Scott Speedman is a good choice for the old fiance. From some camera angles, he reminds us a little of Wile E. Coyote. From head on, he's friendly and handsome. He isn't necessarily a bad guy. Nor are her parents evil, although there is something snaky about the Sam Neill character. They connive to take advantage of her memory loss, which has so conveniently eradicated all of the changes they disapprove of.

This same story could be a fraught melodrama with pumped-up characters and dire consequences. "The Vow" is more of a sweet date movie for Valentine's Day; the women can identify with this poor Paige who belongs with the handsome Leo, and the guys can think that Rachel McAdams has just about the sweetest smile since Marisa Tomei. The more we discover about the story, indeed, the nicer a guy Leo turns out to be. The way the story resolves itself offers poetic justice.

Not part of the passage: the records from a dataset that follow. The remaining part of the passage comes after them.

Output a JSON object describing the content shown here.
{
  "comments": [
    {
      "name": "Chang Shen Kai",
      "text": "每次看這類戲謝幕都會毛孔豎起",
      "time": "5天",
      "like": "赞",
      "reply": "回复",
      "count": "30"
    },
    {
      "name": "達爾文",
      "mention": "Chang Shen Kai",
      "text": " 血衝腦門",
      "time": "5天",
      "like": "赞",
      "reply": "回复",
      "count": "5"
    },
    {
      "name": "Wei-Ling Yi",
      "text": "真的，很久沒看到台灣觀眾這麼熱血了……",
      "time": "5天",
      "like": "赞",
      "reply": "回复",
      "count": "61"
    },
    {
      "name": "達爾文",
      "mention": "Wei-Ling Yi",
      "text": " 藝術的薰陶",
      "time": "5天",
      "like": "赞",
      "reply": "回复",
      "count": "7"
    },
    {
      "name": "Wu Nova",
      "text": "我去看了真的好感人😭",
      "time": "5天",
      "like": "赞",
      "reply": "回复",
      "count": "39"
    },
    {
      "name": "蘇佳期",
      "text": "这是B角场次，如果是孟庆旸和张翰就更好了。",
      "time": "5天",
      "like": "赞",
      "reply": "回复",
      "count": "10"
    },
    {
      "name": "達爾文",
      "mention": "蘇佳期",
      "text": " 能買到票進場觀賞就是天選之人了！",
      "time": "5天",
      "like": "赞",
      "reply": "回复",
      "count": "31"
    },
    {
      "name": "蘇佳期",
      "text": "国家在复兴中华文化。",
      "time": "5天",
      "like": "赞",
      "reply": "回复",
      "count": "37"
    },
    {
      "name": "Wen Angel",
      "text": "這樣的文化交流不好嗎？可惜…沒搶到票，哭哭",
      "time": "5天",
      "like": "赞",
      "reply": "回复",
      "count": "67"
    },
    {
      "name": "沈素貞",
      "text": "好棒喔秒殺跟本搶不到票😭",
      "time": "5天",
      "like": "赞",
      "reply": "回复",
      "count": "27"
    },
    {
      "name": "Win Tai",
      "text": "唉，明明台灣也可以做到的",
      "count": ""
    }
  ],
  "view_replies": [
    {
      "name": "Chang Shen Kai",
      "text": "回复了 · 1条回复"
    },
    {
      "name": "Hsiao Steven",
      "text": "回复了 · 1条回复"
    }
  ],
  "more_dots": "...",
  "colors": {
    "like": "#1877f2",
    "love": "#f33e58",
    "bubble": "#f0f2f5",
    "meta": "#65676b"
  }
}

But it's all too painless. One can imagine the anguish of the case in real life. How, really, do you approach the subject of having sex with your husband if you don't remember him? Especially when he is theoretically not the kind of man you would choose, and you believe you're engaged to a man you love? "The Vow" never really grapples with those issues. It's pleasant enough as a date movie, but that's all.

A footnote. The movie is said to be set in Chicago. It struck me as strange that it has such a large number of second-unit shots of the city: skylines, elevated trains, the Music Box movie theater. Yet the couple itself is rarely seen in them. There is one nice shot of the newlyweds running from the Art Institute across a footbridge into Millennium Park and ending up under the Bean, but otherwise something fishy is going on. Yes, the movie was shot mostly in Toronto. Poor Toronto. Poor Chicago. Poor Paige and Leo. Poor Jeremy, even.